CLASS 06
BALANCE OF MATERIALS FOR GAS FIELDS
As was already discussed in class 01, the gas fields can be of three types: dry gas, wet gas or condensate.
To study their behavior is also possible to apply the principle of material balance, where the emptying of the reservoir is equal to the amount of support from all production mechanisms in the subsurface. There are two ways to analyze and determine the properties of gases, studying them as real or ideal, method simplifying the work and you closer to the actual behavior of gas.
If you want to consider an ideal gas as is necessary: \u200b\u200btheir molecules do not present internal collisions, that the forces of attraction and repulsion between them are negligible and that a mole of gas contains always the same number of molecules, which occupy the same volume, under specified conditions of pressure and temperature. From this we have established principles and laws apply to this idealizing if you study a fixed amount of gas.
Boyle's Law: At a specific temperature
happens that
P * V = constant.
Avogadro's Law: At a specific temperature and pressure
Charles Law: A specific pressure
Considering the above statements is possible to observe the relationship between variables P, V and T. This will get the equation of state of ideal gases
As expected, since the ideal gas model very well the behavior of real gases under certain conditions, then treatment should actually not be very different. For real gases is known that the particles are in constant motion and thus may collapse between them and the forces of attraction and repulsion have an appreciable value.
Because it is necessary to consider a parameter that encompasses these features and help us to model this type of gases. For that we work with the gas compressibility factor (Z). The equation is this:
According to the principle of states correspodientes, all gases have, at the same pressure and temperature, the value Z in common. This value can be found experimentally diviendo real gas volume between the volume that would occupy ideally, at the same pressure and temperatura.Teóricamente there are two methods to obtain Z:
According to Van Der Waals, 1856, Z a function of reduced temperature and pressure of a pure gas.

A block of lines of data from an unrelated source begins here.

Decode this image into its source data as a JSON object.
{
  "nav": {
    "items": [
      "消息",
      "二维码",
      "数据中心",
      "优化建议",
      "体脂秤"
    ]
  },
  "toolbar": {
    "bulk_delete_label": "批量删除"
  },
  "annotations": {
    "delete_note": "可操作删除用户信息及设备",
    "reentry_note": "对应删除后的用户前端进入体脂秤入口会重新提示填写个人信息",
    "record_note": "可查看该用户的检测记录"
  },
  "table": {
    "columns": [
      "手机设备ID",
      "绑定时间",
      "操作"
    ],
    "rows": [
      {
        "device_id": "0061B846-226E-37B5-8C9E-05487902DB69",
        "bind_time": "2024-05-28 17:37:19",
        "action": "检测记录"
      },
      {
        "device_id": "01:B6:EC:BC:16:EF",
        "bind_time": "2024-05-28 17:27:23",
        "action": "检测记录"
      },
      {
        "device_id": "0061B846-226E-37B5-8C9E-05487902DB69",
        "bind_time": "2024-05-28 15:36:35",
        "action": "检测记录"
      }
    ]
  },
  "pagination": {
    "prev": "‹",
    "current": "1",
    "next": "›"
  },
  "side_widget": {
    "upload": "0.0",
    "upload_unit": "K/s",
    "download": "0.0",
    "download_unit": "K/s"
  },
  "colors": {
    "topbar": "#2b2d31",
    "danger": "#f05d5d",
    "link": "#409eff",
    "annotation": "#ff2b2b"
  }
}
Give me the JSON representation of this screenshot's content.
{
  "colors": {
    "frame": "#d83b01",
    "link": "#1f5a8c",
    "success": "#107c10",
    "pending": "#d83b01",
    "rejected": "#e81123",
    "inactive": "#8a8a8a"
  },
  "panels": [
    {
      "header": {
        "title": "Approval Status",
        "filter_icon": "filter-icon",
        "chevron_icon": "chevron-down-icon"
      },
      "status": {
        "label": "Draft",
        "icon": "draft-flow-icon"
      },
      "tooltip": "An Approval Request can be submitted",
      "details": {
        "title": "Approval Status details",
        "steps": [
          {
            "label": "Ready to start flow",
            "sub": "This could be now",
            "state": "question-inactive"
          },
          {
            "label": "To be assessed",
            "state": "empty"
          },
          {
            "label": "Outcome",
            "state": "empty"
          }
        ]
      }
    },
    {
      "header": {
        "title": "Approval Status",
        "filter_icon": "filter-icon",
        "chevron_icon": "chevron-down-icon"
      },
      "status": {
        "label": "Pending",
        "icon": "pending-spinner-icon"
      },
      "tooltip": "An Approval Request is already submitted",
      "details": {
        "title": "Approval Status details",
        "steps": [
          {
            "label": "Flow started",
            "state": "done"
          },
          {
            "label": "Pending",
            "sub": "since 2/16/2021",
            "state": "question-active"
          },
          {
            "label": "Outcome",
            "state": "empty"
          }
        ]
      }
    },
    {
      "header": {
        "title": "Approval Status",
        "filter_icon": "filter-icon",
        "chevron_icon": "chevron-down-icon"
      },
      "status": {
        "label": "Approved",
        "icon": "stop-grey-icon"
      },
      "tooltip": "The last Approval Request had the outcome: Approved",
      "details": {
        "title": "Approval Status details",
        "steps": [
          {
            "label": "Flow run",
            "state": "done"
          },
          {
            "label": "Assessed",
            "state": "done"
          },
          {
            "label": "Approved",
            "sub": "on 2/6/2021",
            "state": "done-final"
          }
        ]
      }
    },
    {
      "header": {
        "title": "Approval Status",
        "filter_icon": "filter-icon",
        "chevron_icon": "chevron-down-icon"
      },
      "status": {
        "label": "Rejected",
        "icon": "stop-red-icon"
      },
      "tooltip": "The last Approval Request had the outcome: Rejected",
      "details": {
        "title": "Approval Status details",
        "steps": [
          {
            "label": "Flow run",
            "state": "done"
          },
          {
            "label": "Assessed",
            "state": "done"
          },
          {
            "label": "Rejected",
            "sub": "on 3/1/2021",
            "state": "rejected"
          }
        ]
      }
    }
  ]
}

Rule Kay, 1936, for mixtures.
After obtaining these values, making use of the compressibility factor graphs of Standing and Katz and generalized compressibility chart, you can get the value of Z. We enter the x-axis with the value of PSR or Pr and cut to the corresponding asymptote to Tsr or Tr, reading in the shaft and the value of Z.
Returning to the theme of Material Balance for a gas field.
Mi - Mf Mp + Me =
where
Mi = initial mass.
Mp = mass produced.
Me = mass input.
Mf = final mass.
GOES can be found by analytical methods or the volumetric method volumétricos.Con have:
To derive the EBM for this type of deposits is required to balance on the original volume, the volume pores available and the number of moles.En this point would be advisable to consider the conditions of the site. If the reservoir is a volume, then
If the equation is continuous and is known cheese can generally get
When the reservoir volume is then one way to know the GOES is to apply the method recta.Si line shows the case of a wet gas field where liquid condensation occurs during the movement pipeline due to the change of temperature and pressure conditions will cause a certain amount on the surface of the liquid, but should be counted as part of the GP, since this reservoir conditions was also in the gas phase. For this
and that volume is added to the gas produced in order to implement EBM and encontrr GOES.